Psychologen, sowie Gallup Poll, haben dieses Problem ebenfalls erkannt und für die Umfrage im Jahr 2015 wurde bereits weitaus differenzierter nachgefragt, außerdem sind die Ergebnisse nun erstmals in zwei seperaten Listen aufgeführt. Die Liste mit dem Titel „Wie Menschen ihr Leben sehen“ wird von der Schweiz, Dänemark, Finnland und weiteren zum größten Teil westlichen Industrienationen dominiert. Zum Erfragen der Lebenszufriedenheit wurde hierbei die sog. „Cantril-Leiter“ genutzt: Die Teilnehmer sollten sich eine Leiter mit zehn Rängen vorstellen und sich selbst darauf platzieren, wobei 10 ihr bestmögliches Leben und 0 ihr schlimmst-mögliches Leben darstellt.

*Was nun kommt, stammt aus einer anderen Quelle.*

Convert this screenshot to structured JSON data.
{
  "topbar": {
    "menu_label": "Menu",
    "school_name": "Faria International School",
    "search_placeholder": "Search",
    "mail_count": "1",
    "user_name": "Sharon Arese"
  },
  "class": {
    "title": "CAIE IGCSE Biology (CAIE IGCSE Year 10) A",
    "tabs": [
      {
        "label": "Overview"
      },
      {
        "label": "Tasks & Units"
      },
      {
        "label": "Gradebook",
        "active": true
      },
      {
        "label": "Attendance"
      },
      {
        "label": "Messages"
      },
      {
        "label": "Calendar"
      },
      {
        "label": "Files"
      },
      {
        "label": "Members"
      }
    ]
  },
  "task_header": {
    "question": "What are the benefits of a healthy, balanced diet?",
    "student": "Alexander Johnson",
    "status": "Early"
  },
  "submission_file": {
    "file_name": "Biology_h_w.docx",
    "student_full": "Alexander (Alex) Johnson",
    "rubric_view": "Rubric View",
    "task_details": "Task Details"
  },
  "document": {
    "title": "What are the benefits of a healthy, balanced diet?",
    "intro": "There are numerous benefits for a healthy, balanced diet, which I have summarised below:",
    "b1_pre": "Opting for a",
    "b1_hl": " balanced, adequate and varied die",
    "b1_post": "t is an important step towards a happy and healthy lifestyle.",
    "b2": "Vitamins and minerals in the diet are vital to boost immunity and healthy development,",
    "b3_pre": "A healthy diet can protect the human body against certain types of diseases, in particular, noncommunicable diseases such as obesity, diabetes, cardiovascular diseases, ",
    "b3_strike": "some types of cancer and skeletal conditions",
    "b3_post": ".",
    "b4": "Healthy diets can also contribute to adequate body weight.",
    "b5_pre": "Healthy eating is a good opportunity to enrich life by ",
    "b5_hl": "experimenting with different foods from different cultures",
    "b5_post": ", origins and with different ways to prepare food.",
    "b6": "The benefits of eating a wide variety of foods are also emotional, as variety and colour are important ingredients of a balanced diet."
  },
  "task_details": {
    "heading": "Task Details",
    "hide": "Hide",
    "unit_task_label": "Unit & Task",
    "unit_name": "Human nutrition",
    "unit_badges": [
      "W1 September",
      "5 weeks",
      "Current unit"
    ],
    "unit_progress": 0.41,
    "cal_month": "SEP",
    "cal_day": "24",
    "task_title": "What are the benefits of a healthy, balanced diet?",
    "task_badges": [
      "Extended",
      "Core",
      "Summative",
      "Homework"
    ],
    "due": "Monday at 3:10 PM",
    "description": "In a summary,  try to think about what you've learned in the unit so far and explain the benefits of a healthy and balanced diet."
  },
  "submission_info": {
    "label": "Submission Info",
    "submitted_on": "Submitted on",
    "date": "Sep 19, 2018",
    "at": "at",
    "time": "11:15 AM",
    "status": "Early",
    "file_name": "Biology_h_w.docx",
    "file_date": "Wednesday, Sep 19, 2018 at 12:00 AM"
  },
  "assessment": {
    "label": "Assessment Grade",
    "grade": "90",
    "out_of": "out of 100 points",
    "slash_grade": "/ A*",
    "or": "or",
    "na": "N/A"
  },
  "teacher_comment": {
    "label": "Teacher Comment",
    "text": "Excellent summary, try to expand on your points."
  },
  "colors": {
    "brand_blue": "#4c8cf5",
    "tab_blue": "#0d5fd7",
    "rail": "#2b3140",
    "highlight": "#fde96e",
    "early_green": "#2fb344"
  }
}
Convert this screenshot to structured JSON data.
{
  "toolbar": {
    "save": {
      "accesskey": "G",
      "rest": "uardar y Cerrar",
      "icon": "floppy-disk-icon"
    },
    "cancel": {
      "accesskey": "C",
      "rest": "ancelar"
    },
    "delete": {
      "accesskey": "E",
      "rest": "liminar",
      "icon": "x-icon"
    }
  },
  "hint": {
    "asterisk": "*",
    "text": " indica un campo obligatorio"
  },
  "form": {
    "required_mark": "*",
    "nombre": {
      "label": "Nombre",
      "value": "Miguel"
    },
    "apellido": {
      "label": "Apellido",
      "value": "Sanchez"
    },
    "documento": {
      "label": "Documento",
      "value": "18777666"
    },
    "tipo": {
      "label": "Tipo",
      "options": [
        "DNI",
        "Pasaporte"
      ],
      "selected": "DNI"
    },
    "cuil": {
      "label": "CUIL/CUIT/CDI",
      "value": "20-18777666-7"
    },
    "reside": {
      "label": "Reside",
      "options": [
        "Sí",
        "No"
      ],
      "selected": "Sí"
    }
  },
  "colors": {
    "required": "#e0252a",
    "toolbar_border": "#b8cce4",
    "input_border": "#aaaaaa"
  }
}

Die ersten zehn Plätze der „Wie Menschen ihr Leben leben“-Liste sind in einem deutlichen Gegensatz hierzu jedoch gänzlich von lateinamarikanischen Ländern besetzt. Guatemala, eines der Länder mit dem niedrigsten Pro-Kopf-Einkommen, teilt sich hier den zweiten Platz mit Ecuador und Kolumbien. Bei diesem Interview wurden den Teilnhemern folgende Fragen gestellt: „Hast du dich gestern erholt gefühlt?“, „Wurdest du gestern den ganzen Tag mit Respekt behandelt?“, „Hast du gestern viel gelacht?“, „Hast du gestern etwas Interessantes gelernt oder getan?“. „Hast du die folgenden Emotionen im Laufe des gestrigen Tages oft gefühlt“? (Freude, physische Schmerzen, Sorgen, Trautigkeit, Stress, Ärger). Wenn es um „das Glück“ geht, scheint es also so zu sein, dass Menschen in Staaten mit hohem Pro-Kopf-Einkommen ihr Leben kognitiv im Durchschnitt als sehr gut bewerten. Sicherlichlich nicht zuletzt, weil all diese Nationen auch ein gutes soziales Netz, garantierte Menschenrechte, hohe Individualismustoleranz und weitere Annehmlichkeiten zu bieten haben. Länder mit spezifischen Kulturcharakteristiken scheinen hingegen ein hohes Wohlbefinden im Alltag zu genießen. Dies hat durchaus interessante Implikationen. Könnten wir womöglich im Kollektiv unser tägliches Wohlbefinden steigern, wenn wir unsere Kultur, unsere Gesellschaft und die Art, mit der wir miteinander umgehen, schrittweise, bewusst und nach Vorbild anderer Länder umstrukturieren? Ich denke Schweden hat mit der „Du-Reform“, (dem bewussten Abschaffen der förmlichen Anrdede in den 60ern und 70ern) bereits einen solchen Schritt erfolgreich gewagt.